As part of the ongoing celebration of upcoming debut novels, I’ll be running highlights of interviews from a number of my fellow debuts through the end of 2019. The full interviews are available on DebutAuthors19.com.
Today, we’re continuing the series with a conversation with Daniela Petrova, author of Her Daughter’s Mother, a mystery/suspense releasing from Putnam Press on June 18th, 2019.
About the Book
Her Daughter’s Mother is a suspense novel about a woman in her late thirties who has it all—an apartment in Manhattan, a great job as an art curator at the Met, a long-term live-in relationship with a Columbia professor—except they haven’t been able to become pregnant after years of trying. Their last chance is a donor egg cycle they can barely afford. But when he unexpectedly leaves her three days before the precious embryo transfer, she faces the impossible choice of having to give up on her dream of having a baby or proceed without his consent.
Interview Excerpt
Where did you get the idea?
I struggled with infertility for nearly ten years. I was in the middle of an anonymous egg donor cycle and thought, What if I were to run into my donor? Of course, I would recognize her—I’d seen photos of her—but she wouldn’t know who I was. Would I be tempted to follow her? To learn more about her? The possibility seemed at once exciting and frightening. I knew her health and education history, her hobbies, the eye and hair color of her grandparents. But I had no idea what she was like. Did she laugh with abandon or shyly cover her mouth? Did she sing in the shower? Did she spend her free time at the gym or curled up on the couch with a book? Hungry to find out more about her, would I be tempted to follow her? I never ran into my donor. I didn’t even get pregnant but I liked the idea of a pregnant woman encountering her donor and stalking her, unable to suppress her curiosity.
What’s the story behind the title? (e.g. who came up with it, did your publisher change it, etc.)
I’m greatly indebted to a writer friend of mine who came up with the title. I love it because it makes you stop and think, Wait what? It also draws out the special relationships in the book, the fact that there are two mothers to one baby (the woman who carries it and the woman who’s egg has been used to conceive it.)
Are you a plotter or a pantser?
Somewhere in between. With this novel, I didn’t foresee many of the plot holes and issues until finishing an entire draft. Believe it or not, I only then realized that I had to start again and rewrite the entire book. For my next book, I intend to plot out as much as possible in advance, thereby resolving many of the potential problems before starting to write. But let’s see how that goes.
Can you share your writing routine?
I wish I could say that I have this amazing routine, where I get up every morning at 6 am and write for 5 hours straight, but I don’t. I’m very disorganized—I don’t recommend it—and end up writing at different times, depending on what else is going on in my life. I can spend three days working non-stop but then the rest of the week I won’t write a word.
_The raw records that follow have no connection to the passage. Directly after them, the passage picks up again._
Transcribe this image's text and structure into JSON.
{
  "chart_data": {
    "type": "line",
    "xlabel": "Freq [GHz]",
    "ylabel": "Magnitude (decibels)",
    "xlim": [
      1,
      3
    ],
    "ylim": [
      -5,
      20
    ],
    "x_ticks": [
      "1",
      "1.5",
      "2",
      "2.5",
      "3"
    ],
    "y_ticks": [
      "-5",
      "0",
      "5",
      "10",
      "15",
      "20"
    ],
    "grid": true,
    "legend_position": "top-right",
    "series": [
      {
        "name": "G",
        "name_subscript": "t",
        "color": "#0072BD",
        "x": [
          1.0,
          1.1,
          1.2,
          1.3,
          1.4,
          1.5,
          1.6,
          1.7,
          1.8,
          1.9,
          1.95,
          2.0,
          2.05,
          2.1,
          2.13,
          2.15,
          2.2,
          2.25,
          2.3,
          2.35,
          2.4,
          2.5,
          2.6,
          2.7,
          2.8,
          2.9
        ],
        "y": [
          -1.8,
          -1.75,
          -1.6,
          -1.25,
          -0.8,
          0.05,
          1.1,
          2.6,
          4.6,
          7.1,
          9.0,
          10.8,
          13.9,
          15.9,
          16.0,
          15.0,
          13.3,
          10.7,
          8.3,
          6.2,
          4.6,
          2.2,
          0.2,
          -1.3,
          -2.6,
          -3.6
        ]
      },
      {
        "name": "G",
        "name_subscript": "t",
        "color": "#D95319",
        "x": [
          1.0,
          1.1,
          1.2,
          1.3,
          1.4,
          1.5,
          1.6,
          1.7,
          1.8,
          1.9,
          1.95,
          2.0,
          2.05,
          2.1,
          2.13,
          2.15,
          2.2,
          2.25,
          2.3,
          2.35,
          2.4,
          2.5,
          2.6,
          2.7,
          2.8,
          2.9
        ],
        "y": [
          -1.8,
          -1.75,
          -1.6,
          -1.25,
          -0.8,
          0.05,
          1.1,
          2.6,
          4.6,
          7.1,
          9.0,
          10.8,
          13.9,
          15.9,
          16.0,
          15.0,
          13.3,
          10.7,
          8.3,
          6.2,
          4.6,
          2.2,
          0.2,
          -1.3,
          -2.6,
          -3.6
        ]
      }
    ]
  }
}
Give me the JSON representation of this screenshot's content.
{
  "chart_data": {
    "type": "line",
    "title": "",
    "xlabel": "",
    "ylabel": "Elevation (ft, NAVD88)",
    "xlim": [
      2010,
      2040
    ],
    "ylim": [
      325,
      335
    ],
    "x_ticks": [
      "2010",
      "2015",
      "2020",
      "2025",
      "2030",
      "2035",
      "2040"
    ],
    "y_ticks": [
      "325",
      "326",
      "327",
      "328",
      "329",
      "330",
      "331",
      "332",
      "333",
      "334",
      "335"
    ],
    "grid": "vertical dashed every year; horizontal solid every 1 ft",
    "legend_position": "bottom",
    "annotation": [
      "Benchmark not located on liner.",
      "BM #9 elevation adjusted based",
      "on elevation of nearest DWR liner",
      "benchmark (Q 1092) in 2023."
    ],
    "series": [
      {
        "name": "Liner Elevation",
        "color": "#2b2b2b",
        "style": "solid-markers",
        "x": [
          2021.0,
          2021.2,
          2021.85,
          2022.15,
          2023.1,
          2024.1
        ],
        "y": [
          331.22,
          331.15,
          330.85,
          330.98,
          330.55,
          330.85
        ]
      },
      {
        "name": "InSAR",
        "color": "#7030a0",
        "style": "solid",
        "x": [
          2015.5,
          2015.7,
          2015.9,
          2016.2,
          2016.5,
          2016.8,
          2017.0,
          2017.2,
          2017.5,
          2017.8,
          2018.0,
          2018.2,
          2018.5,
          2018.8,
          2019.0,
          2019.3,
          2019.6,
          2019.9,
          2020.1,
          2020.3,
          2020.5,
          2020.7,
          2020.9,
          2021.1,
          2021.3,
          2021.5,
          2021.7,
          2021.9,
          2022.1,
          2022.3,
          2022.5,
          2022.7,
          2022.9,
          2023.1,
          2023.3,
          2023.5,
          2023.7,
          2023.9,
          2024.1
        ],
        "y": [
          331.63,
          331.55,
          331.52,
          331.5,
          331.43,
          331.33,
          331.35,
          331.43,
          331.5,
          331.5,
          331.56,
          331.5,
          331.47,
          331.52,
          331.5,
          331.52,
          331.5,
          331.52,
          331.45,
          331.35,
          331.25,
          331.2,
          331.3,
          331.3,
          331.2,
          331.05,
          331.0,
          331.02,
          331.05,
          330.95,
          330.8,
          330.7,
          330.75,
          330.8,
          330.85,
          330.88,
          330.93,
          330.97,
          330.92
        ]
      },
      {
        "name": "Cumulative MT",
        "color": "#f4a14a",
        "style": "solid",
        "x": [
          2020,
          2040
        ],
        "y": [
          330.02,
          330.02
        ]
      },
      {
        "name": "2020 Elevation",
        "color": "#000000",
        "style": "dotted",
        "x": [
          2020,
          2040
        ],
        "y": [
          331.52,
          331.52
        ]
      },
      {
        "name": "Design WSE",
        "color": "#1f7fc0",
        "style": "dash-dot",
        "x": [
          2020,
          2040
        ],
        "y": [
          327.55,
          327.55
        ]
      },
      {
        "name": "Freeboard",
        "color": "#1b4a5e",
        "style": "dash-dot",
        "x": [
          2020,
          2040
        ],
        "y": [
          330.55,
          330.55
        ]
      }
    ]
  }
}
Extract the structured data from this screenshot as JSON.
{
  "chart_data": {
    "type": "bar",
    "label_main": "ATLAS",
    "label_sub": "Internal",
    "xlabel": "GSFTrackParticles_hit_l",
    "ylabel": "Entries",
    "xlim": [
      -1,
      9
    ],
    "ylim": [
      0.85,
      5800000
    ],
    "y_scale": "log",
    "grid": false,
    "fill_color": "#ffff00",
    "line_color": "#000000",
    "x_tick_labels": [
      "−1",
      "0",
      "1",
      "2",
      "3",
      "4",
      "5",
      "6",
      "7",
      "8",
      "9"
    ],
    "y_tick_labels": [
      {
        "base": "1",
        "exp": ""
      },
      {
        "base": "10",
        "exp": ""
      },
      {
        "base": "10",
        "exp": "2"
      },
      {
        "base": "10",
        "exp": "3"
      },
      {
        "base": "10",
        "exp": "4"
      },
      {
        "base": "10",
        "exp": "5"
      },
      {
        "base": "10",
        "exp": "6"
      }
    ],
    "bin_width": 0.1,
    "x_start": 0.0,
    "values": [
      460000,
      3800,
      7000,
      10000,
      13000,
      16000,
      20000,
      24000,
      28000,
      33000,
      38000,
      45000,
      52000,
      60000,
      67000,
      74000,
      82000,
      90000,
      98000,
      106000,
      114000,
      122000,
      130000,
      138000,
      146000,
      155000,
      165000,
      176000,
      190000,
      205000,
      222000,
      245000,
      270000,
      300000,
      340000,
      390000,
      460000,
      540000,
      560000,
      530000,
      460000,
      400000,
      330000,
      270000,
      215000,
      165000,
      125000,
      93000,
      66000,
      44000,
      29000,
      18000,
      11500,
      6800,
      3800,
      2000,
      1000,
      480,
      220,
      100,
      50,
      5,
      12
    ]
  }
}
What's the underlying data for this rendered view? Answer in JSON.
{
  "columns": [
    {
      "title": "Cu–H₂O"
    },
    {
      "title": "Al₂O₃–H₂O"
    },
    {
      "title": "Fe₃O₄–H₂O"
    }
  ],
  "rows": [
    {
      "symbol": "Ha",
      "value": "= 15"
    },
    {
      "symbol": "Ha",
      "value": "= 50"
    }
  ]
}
Perhaps not the most efficient process but it works for me.
What are the 2-3 most important things that you learned from writing classes that you found to be true in writing your novel?
Come in late, leave early--I might have picked it up in a screenwriting class but I find it to be true in books. That rule helped me so much with the pace of my novel.
Don’t be the protagonist of your novel because you’ll never be able to put yourself through hell. It’s very hard to make yourself look bad or to create a multi-dimensional character if you’re writing about yourself.
Conflict, conflict, conflict—scenes and conversations without conflict can be dull and slow moving.
How many unpublished and half-finished books do you have?
I have one completed novel that I couldn’t sell. And in retrospect, it’s pretty bad. But I don’t regret writing it because I learned so much. I see it as my dress rehearsal for the real thing.
Do you have any writing quirks?
I need snacks. All the time. I can’t work if I’m hungry, and I get hungry all the time when I’m stuck.
About the Author
Daniela Petrova grew up behind the Iron Curtain in Sofia, Bulgaria. After the fall of Communism, she moved to New York where she cleaned apartments while taking English classes at the YMCA in the evenings. She is a recipient of an Artist Fellowship in Writing from the Massachusetts Cultural Council. Her work has appeared in anthologies, magazines and newspapers, including The New York Times, The Washington Post, Salon, and Marie Claire among others. HER DAUGHTER’S MOTHER (Putnam, June 2019) is her first novel. She lives and writes in New York City.